In late 1912, however, a conflict between members and internal differences caused some of them to leave the club to create a new one, Iluro Sport Club. In February 1913, the second team of Mataró faced the second team of the newly founded Iluro SC in a match held at Fomento and refereed by Cuadrada, but the result is unknown. Mataró soon developed a rivalry with Iluro, but they avoided playing each other, facing good opponents from Barcelona instead, with Mataró even beating Catalunya de Barcelona 4–1. In early 1914, a fan began to promote the idea of holding a charity match between the two main clubs in the city, which took place on 5 April, with Mataró discarding its seniority rights by allowing Iluro to choose the referee in order to improve harmony and even asked that "there be no winners or losers"; Mataró won 3–0. In November 1914, Mataró and Iluro joined forces to organize the first official championship in the city called Campionat de 2a. Lliga i de la Costa, which also included Bètulo FC from Badalona, and Esbart FC from Vilassar de Dalt; Iluro was by far the strongest team, but all of its points were deducted for having lined up the goalkeeper Salvi Mateo under the pseudonym Casanovas, so Mataró was crowned champion. During this tournament, Mataró fielded a team completely made up of locals: Tarragó, Mirats, Cantats, Soler, Reyes, Casanovas, Sabater, Cuadrada, Garriga, Gómez, and Pibernat.

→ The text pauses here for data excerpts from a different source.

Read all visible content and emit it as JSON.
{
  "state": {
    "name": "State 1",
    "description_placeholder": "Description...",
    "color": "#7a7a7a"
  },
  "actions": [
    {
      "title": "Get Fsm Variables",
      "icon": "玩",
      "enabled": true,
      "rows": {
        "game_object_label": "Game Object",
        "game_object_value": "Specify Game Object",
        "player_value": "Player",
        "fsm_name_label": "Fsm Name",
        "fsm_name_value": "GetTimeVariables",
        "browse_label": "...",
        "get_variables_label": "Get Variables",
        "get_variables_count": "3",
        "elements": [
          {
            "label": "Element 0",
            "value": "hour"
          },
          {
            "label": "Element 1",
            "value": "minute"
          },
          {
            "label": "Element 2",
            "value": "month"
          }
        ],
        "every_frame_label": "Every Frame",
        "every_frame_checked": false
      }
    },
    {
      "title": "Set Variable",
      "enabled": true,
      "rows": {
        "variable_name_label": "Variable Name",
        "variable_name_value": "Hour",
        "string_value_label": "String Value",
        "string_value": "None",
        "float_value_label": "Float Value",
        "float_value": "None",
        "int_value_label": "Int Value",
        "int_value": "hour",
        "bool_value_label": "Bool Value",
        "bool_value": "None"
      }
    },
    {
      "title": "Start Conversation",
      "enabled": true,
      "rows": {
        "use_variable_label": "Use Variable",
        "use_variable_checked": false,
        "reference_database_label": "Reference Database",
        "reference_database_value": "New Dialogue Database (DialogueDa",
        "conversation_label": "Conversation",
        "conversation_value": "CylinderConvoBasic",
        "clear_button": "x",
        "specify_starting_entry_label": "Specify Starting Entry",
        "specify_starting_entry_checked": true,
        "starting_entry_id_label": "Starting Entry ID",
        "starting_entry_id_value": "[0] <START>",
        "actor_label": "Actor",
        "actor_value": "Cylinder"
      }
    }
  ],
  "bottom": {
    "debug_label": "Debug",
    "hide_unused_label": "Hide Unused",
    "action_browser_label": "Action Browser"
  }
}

===Decline and collapse===
Iluro SC kept gaining supporters and followers, matching Mataró in quality by mid-1914, a power struggle that continued until the summer of 1915, when Mataró FC, poorly managed and with continuous changes of directors, ended up being dissolved and disappeared. In 1922, some ex-players of Mataró FC founded Club Deportivo Mataró in an attempt to revitalize this defunct club.